The initial premise of this thoughtful, low-key summer exhibition is to show how the self-image of the artist evolved over the course of the 19th Century from that of the highly-skilled artisan in the days before Sir Joshua Reynolds to that of the Romantic hero, the tortured genius and rebel against society, as demonstrated through the self-portraits of the artists themselves.
The title is a slight misnomer - whilst the main focus of the exhibition is of the Artist as Outsider, cut off from decent society by his genius, his poverty or his Bohemian way of living, there is also a section on the artist as Dandy or Flaneur as typified by Fantin-Latour's exquisite portrait of Manet in top-hat and tails. Yet even this was a conscious statement, reflecting the "cult of self" written about by Baudelaire in "The Painter of Modern Life". This self-conscious pose was exemplified by artists such as Oscar Wilde, Aubrey Beardsley and Whistler.
The exhibition rescues the struggling artst from the realms of cliche, and embeds him firmly within the philosophical movements of the 19th Century. For the first time - possibly with the exception of Rembrandt - the artist is representing himself as an individual rather than as an artisan-producer of works on demand for clients. The emergence of this Romantic sense of the Individual is a key theme of the exhibition.
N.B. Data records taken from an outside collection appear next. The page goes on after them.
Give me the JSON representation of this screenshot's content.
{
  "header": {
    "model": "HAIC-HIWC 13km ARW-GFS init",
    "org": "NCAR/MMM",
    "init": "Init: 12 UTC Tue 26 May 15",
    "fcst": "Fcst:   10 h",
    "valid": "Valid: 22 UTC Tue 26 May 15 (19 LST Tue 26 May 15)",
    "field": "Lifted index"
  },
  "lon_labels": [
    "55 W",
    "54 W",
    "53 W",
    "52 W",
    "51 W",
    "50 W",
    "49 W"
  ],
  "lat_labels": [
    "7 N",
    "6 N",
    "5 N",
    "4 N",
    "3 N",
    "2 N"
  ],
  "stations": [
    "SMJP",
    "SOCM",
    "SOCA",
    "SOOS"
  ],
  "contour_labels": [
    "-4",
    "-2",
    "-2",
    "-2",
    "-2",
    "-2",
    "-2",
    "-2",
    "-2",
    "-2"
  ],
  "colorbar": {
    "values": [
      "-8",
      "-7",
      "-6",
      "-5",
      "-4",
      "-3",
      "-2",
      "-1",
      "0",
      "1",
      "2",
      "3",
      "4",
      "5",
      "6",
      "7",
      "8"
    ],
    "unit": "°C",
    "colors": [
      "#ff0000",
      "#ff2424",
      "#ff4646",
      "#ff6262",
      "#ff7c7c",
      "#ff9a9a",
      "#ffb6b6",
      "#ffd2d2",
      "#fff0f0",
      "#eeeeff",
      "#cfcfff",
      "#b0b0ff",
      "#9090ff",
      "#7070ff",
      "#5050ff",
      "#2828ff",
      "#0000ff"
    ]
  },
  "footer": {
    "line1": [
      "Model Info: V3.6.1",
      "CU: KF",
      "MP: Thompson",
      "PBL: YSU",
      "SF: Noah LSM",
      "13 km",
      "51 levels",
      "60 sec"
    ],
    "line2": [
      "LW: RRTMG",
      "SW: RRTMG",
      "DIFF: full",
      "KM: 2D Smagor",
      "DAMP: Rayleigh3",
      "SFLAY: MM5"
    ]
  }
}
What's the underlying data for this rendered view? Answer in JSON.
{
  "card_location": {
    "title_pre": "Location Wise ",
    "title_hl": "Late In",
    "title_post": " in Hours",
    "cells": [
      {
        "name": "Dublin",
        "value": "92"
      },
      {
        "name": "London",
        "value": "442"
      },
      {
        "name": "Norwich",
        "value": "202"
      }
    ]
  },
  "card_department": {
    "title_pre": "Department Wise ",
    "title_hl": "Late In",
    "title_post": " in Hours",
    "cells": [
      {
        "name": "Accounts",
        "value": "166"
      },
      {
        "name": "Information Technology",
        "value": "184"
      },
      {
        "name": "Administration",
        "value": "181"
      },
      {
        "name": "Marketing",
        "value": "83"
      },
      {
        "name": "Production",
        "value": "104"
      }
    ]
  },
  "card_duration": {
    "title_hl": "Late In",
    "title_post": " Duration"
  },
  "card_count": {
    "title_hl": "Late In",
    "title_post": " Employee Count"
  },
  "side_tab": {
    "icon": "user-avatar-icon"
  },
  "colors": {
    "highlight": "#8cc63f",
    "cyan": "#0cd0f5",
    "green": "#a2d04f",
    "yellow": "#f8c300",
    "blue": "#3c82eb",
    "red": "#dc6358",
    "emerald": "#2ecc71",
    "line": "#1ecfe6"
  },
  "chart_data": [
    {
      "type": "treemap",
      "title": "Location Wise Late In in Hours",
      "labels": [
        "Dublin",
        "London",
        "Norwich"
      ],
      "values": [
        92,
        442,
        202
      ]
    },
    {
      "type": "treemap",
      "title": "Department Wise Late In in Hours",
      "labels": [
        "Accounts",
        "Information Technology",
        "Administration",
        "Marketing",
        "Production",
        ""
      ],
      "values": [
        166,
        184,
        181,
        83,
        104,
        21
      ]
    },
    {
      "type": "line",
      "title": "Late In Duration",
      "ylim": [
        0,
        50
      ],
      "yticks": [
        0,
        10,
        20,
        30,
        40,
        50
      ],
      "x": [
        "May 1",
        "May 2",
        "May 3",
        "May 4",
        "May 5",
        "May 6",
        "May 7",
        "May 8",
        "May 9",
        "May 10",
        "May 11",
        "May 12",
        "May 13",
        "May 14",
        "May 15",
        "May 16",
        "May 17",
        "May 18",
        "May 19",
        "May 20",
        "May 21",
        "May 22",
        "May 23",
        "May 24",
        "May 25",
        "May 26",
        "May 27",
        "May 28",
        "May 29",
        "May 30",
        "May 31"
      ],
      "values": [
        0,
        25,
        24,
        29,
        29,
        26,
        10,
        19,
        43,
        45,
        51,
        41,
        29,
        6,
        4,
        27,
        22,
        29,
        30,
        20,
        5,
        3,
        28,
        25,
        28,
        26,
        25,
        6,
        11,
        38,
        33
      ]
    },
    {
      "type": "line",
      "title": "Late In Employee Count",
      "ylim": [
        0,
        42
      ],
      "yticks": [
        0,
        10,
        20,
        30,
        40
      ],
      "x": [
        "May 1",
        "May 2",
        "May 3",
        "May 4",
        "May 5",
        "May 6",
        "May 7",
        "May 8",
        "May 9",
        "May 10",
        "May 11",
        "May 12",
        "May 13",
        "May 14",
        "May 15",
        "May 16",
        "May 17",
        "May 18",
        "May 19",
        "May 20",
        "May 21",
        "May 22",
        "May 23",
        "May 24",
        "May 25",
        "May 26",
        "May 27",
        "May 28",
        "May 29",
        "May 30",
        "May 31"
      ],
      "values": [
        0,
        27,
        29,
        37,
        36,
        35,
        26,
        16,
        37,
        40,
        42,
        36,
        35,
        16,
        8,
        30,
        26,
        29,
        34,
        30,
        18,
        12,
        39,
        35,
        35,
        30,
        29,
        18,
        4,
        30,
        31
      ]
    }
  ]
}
Whilst the works on display are seldom of the highest order, they have been selected for what they show, not how they show it. The result is often unfamiliar, and, in the case of Victor Emil Janssen's "Self-Portrait with Easel", or Paula Modersohn-Becker's "Self-Portrait on her Sixth Wedding Anniversary", exceptionally striking. Overall, they contribute to a low-key but intelligent, well-constructed exhibition.